Morphological Findings

Abstract

The pathogenesis of cryptorchidism is not known and likely to be multifactorial. On one hand, the extent of testicular changes—for example, the reduced number of spermatogones per tubular cross section, the reduced diameter of the tubuli, the fibrosis of the testes—depends on the position of the gonads. Intra-abdominal testicles have the most severe lesions. On the other hand, the patients’ age at the time of the operation is important. The older the boys are at the time of their surgery the more pronounced the changes. The unphysiological position of the gonads impairs normal testicular development in adolescence and results in an increase of existing lesions. The decrease in spermatogones is crucial as it may impair fertility at a later stage. Patients with unilateral cryptorchidism may also develop impaired fertility or even infertility. In unilateral testicular retention, the scrotal testicle will be affected by the same severe changes as the retained gonad in one third of cases. The “increase” in spermatogones after GnRH therapy probably only seems like an increase, because these cells are stimulated by hormone therapy and are thus more clearly visible.
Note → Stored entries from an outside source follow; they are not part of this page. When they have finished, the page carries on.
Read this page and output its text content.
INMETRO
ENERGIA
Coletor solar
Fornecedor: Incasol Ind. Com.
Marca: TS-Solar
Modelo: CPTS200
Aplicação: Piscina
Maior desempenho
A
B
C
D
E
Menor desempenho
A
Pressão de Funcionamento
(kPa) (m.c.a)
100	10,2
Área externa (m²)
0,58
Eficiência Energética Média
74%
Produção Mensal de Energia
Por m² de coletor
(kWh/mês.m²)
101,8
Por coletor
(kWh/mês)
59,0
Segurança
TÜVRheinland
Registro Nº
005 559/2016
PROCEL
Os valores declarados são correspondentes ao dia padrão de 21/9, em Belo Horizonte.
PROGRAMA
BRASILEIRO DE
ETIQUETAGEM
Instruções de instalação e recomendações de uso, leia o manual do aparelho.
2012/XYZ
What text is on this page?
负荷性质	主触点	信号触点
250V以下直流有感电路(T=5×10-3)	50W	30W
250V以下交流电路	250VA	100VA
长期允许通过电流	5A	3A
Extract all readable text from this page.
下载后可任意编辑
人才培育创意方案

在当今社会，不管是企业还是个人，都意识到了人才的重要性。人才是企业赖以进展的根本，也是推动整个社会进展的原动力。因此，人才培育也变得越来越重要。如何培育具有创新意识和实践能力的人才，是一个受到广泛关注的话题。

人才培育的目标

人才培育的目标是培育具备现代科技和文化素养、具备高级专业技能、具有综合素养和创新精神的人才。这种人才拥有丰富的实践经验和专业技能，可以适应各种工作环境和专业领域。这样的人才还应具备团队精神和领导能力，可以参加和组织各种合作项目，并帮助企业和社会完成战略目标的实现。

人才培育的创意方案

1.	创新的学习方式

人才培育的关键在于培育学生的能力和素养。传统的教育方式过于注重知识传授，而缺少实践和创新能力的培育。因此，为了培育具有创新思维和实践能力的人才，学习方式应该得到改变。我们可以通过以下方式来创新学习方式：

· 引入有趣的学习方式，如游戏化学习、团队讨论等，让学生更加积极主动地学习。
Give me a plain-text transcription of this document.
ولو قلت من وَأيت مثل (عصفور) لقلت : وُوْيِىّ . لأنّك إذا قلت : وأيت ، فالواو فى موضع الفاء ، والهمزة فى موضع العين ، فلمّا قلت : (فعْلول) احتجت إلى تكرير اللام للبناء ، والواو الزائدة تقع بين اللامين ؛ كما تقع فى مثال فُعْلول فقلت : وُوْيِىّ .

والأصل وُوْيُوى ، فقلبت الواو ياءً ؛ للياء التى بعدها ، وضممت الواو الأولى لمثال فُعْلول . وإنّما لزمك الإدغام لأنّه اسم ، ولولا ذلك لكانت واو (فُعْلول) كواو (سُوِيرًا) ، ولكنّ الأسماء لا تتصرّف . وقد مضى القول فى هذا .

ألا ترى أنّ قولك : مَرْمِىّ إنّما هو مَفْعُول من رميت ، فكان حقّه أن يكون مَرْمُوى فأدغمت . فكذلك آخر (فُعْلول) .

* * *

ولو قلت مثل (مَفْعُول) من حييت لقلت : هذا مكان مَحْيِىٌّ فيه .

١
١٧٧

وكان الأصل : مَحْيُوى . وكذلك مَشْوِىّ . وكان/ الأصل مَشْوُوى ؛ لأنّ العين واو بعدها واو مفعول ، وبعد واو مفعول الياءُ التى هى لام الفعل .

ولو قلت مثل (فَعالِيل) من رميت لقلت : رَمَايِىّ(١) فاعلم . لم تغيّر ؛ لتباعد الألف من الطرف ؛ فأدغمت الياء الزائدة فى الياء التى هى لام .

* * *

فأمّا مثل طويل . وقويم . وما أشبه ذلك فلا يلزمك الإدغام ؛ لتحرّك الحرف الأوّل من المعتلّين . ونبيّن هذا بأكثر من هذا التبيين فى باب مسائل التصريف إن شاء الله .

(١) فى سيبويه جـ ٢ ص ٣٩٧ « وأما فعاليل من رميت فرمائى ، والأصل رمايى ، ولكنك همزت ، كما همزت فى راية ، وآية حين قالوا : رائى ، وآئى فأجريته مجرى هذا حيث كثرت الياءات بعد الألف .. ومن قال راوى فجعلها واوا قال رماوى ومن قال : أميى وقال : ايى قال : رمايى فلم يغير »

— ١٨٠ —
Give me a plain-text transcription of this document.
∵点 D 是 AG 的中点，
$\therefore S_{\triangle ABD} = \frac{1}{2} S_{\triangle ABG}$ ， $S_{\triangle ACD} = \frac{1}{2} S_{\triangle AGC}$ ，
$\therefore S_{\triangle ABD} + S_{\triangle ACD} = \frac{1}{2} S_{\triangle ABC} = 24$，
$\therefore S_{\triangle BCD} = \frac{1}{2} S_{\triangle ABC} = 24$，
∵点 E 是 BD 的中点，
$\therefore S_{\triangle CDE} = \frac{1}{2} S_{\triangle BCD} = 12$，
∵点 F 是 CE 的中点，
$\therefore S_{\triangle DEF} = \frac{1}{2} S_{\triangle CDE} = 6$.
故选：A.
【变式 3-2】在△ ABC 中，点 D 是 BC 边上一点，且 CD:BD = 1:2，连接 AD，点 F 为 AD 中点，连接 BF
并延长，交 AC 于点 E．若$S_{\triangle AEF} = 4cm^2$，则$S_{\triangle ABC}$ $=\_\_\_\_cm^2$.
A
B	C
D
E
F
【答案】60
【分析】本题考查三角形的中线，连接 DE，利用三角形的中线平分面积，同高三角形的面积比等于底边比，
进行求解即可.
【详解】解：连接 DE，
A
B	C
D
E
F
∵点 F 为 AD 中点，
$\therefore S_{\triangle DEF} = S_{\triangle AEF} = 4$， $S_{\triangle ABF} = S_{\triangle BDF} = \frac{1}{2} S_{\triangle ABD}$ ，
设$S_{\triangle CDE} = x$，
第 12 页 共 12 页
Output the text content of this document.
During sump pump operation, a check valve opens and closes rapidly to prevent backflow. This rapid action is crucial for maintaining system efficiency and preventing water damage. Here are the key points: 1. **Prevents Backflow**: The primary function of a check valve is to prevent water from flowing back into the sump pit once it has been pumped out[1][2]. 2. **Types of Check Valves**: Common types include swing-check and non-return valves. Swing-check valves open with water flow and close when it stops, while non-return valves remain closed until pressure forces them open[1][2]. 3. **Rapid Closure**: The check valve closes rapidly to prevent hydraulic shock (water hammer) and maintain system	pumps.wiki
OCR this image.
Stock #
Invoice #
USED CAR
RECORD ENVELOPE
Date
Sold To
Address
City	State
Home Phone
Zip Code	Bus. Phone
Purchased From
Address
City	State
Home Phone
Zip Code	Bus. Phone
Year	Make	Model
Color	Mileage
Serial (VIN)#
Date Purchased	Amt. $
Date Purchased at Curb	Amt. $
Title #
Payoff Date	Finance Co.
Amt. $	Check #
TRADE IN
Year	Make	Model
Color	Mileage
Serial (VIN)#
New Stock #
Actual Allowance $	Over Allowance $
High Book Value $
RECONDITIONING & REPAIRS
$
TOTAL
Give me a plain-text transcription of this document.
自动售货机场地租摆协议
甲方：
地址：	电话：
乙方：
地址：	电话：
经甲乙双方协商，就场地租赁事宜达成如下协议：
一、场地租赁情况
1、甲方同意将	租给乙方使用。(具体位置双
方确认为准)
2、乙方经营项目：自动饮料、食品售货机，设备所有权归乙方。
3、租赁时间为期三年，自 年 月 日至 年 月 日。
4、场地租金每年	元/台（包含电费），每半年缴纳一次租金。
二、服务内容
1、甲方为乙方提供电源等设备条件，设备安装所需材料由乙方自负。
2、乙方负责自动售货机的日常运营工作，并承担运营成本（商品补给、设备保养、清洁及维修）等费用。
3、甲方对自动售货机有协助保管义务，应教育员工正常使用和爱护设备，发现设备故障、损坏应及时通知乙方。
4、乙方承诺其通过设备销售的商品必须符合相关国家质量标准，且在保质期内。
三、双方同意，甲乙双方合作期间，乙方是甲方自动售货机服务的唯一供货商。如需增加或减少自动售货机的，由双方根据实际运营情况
In so called testicular aplasia, no genuine aplasia is present; the term may be established but is erroneous. The primary embryonic gonads are subsequently partially or completely scarred, and the cause of this is usually not found. The cause of the increased incidence of germ cell tumors in cryptorchidism remains unexplained. The presence of atypical germ cells in retained prepubertal testicles has not been confirmed as far as we are aware.